Tuesday, August 10, 2010

31 weeks

This past week I have been thinking a lot about women of the past who have lost their babies due to illness or birth defects. I think the only big difference between their situation and mine is that I have known since 14 weeks of pregnancy that I would lose my baby whereas they had no anticipation of what would come. I have had this thought frequently lately; which one would be more difficult, to lose a baby without explaination or to know well in advance exactly what you were in for? I guess my conclusion is this, I am grateful for the knowledge of what is to come. I am also very grateful for this time of amazing technology and resources. 100+ years ago a mother who had a baby with anencephaly would never know what happened to her baby, she would never understand. She might not have even been permitted to see her baby. She might have even been ostracized by society for having a baby that looked different. I am so blessed to live in this time where I can understand what happened to my Elspeth and to celebrate her life with dignity.
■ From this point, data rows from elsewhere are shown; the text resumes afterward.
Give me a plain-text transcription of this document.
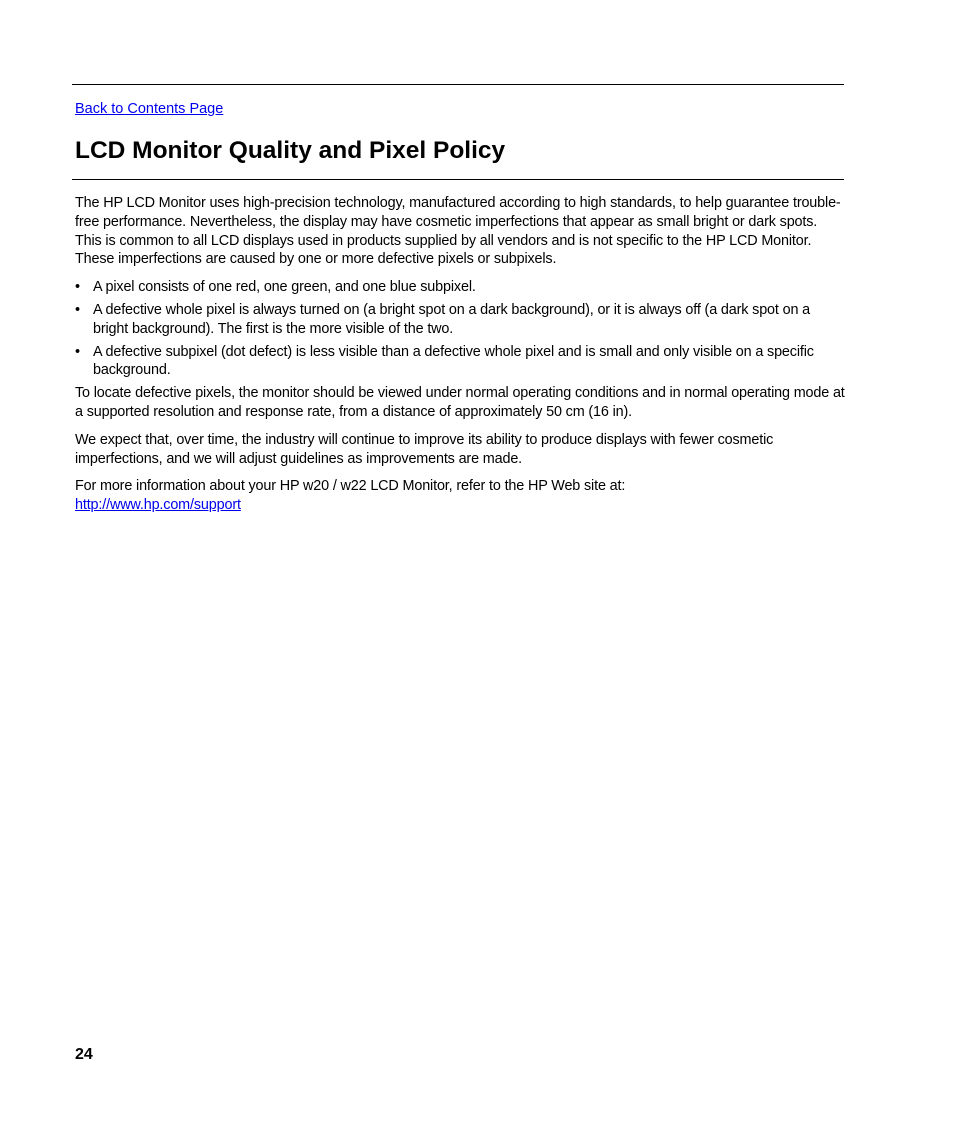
Back to Contents Page
LCD Monitor Quality and Pixel Policy

The HP LCD Monitor uses high-precision technology, manufactured according to high standards, to help guarantee trouble-free performance. Nevertheless, the display may have cosmetic imperfections that appear as small bright or dark spots. This is common to all LCD displays used in products supplied by all vendors and is not specific to the HP LCD Monitor. These imperfections are caused by one or more defective pixels or subpixels.

• A pixel consists of one red, one green, and one blue subpixel.
• A defective whole pixel is always turned on (a bright spot on a dark background), or it is always off (a dark spot on a bright background). The first is the more visible of the two.
• A defective subpixel (dot defect) is less visible than a defective whole pixel and is small and only visible on a specific background.

To locate defective pixels, the monitor should be viewed under normal operating conditions and in normal operating mode at a supported resolution and response rate, from a distance of approximately 50 cm (16 in).

We expect that, over time, the industry will continue to improve its ability to produce displays with fewer cosmetic imperfections, and we will adjust guidelines as improvements are made.

For more information about your HP w20 / w22 LCD Monitor, refer to the HP Web site at:
http://www.hp.com/support

24
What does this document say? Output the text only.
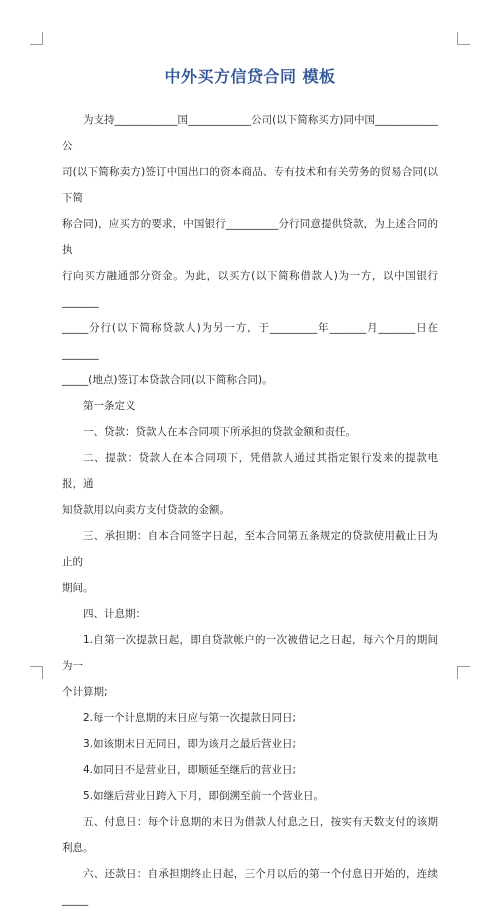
中外买方信贷合同 模板

为支持____________国____________公司(以下简称买方)同中国____________公
司(以下简称卖方)签订中国出口的资本商品、专有技术和有关劳务的贸易合同(以下简
称合同)，应买方的要求，中国银行__________分行同意提供贷款，为上述合同的执
行向买方融通部分资金。为此，以买方(以下简称借款人)为一方，以中国银行_______
_____分行(以下简称贷款人)为另一方，于_________年_______月_______日在_______
_____(地点)签订本贷款合同(以下简称合同)。

第一条定义

一、贷款：贷款人在本合同项下所承担的贷款金额和责任。

二、提款：贷款人在本合同项下，凭借款人通过其指定银行发来的提款电报，通
知贷款用以向卖方支付贷款的金额。

三、承担期：自本合同签字日起，至本合同第五条规定的贷款使用截止日为止的
期间。

四、计息期：

1.自第一次提款日起，即自贷款帐户的一次被借记之日起，每六个月的期间为一
个计算期;

2.每一个计息期的末日应与第一次提款日同日;

3.如该期末日无同日，即为该月之最后营业日;

4.如同日不是营业日，即顺延至继后的营业日;

5.如继后营业日跨入下月，即倒溯至前一个营业日。

五、付息日：每个计息期的末日为借款人付息之日，按实有天数支付的该期利息。

六、还款日：自承担期终止日起，三个月以后的第一个付息日开始的，连续_____
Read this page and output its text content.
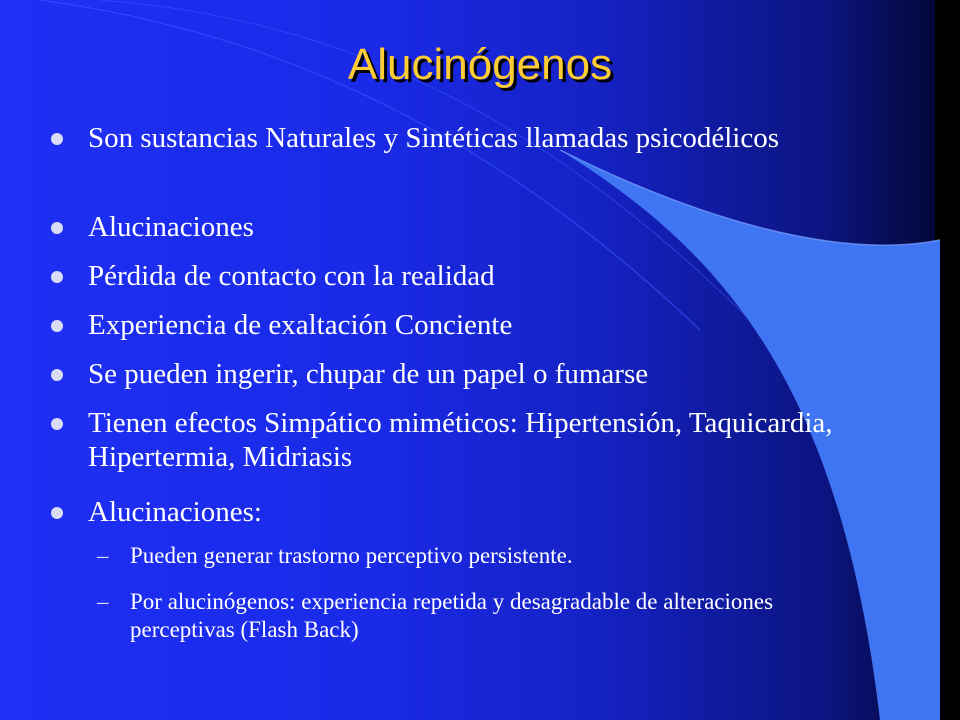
Alucinógenos
Son sustancias Naturales y Sintéticas llamadas psicodélicos
Alucinaciones
Pérdida de contacto con la realidad
Experiencia de exaltación Conciente
Se pueden ingerir, chupar de un papel o fumarse
Tienen efectos Simpático miméticos: Hipertensión, Taquicardia, Hipertermia, Midriasis
Alucinaciones:
– Pueden generar trastorno perceptivo persistente.
– Por alucinógenos: experiencia repetida y desagradable de alteraciones perceptivas (Flash Back)
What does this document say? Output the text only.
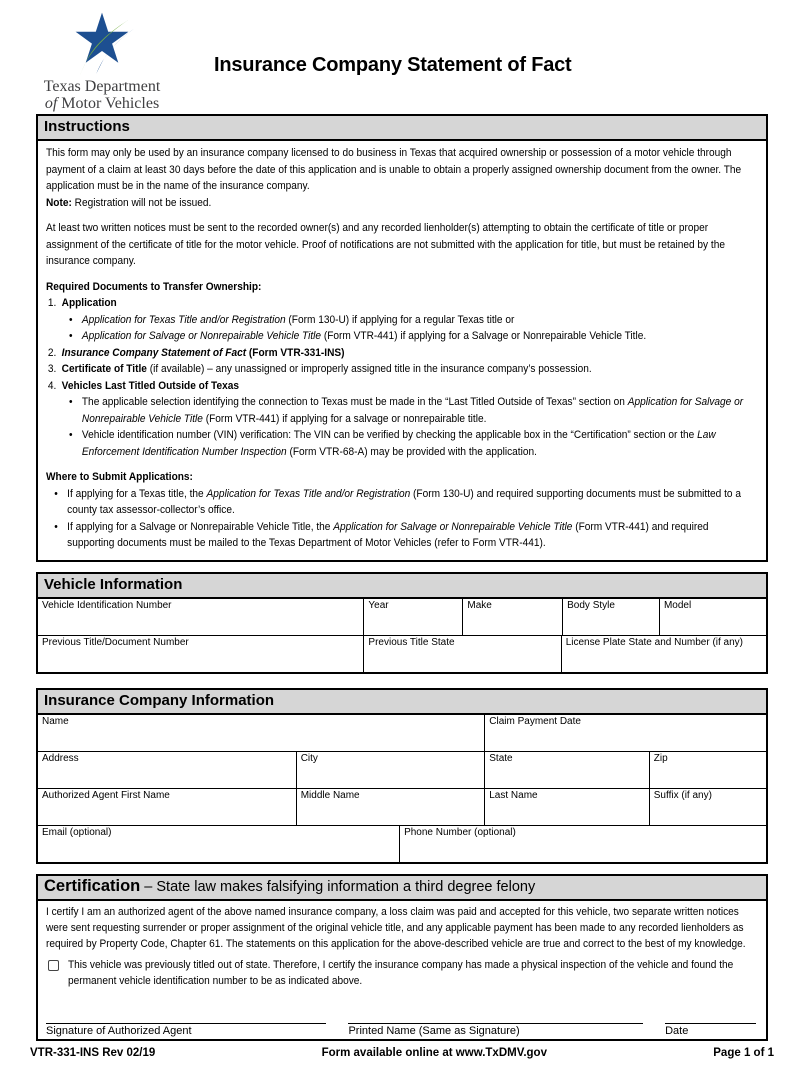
Texas Department
of Motor Vehicles
Insurance Company Statement of Fact
Instructions
This form may only be used by an insurance company licensed to do business in Texas that acquired ownership or possession of a motor vehicle through payment of a claim at least 30 days before the date of this application and is unable to obtain a properly assigned ownership document from the owner. The application must be in the name of the insurance company.
Note: Registration will not be issued.
At least two written notices must be sent to the recorded owner(s) and any recorded lienholder(s) attempting to obtain the certificate of title or proper assignment of the certificate of title for the motor vehicle. Proof of notifications are not submitted with the application for title, but must be retained by the insurance company.
Required Documents to Transfer Ownership:
1. Application
• Application for Texas Title and/or Registration (Form 130-U) if applying for a regular Texas title or
• Application for Salvage or Nonrepairable Vehicle Title (Form VTR-441) if applying for a Salvage or Nonrepairable Vehicle Title.
2. Insurance Company Statement of Fact (Form VTR-331-INS)
3. Certificate of Title (if available) – any unassigned or improperly assigned title in the insurance company’s possession.
4. Vehicles Last Titled Outside of Texas
• The applicable selection identifying the connection to Texas must be made in the “Last Titled Outside of Texas” section on Application for Salvage or Nonrepairable Vehicle Title (Form VTR-441) if applying for a salvage or nonrepairable title.
• Vehicle identification number (VIN) verification: The VIN can be verified by checking the applicable box in the “Certification” section or the Law Enforcement Identification Number Inspection (Form VTR-68-A) may be provided with the application.
Where to Submit Applications:
• If applying for a Texas title, the Application for Texas Title and/or Registration (Form 130-U) and required supporting documents must be submitted to a county tax assessor-collector’s office.
• If applying for a Salvage or Nonrepairable Vehicle Title, the Application for Salvage or Nonrepairable Vehicle Title (Form VTR-441) and required supporting documents must be mailed to the Texas Department of Motor Vehicles (refer to Form VTR-441).
Vehicle Information
Vehicle Identification Number	Year	Make	Body Style	Model
Previous Title/Document Number	Previous Title State	License Plate State and Number (if any)
Insurance Company Information
Name	Claim Payment Date
Address	City	State	Zip
Authorized Agent First Name	Middle Name	Last Name	Suffix (if any)
Email (optional)	Phone Number (optional)
Certification – State law makes falsifying information a third degree felony
I certify I am an authorized agent of the above named insurance company, a loss claim was paid and accepted for this vehicle, two separate written notices were sent requesting surrender or proper assignment of the original vehicle title, and any applicable payment has been made to any recorded lienholders as required by Property Code, Chapter 61. The statements on this application for the above-described vehicle are true and correct to the best of my knowledge.
This vehicle was previously titled out of state. Therefore, I certify the insurance company has made a physical inspection of the vehicle and found the permanent vehicle identification number to be as indicated above.
Signature of Authorized Agent	Printed Name (Same as Signature)	Date
VTR-331-INS Rev 02/19	Form available online at www.TxDMV.gov	Page 1 of 1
Another frequent thought I've had is about mothers who give their babies up for adoption. I have come to empathize with these women. I have formed a newly found respect for mothers who want to give their children a better life than they can give them. I now truly can understand the feelings that they might experience. There was a tv show on ABC last fall, I can't remember the name of it, but it reunited mothers and children who were separated by adoptions. I started to watch the show because Ryan and I had begun discussing adopting a baby after two years of infertility. I watched the show a couple of times, and the running theme from the mothers was "I thought about my child everyday and wondered if I had done the right thing". I wonder if I will feel the same way...will Elspeth occupy my mind every day? I hope so! However, I hope that I will not be riddled with guilt like the mothers on the tv show.

I think I might have too much time to think. This is what happens when I have way too much time on my hands, which unfortunately is the case currently with Ryan working and going to school. Also, my apologizes to anyone who might have been offended by my last post. My intent wasn't to offend, just to express some intense feelings.

Again, thanks for reading. Elspeth and I are doing fine. We have a big week coming up for 32 weeks and I will have lots to post next week including our 32 week check up, hospital visit and birth class!

1 comment:

  1. Which hospital are you delivering at? We are at OP Regional, and had our pre-admission appointment last night. We've taken the tour as well. I'm excited for our birth class, even though they pushed it back to September (week 35). Hope you enjoy visiting the hospital this week!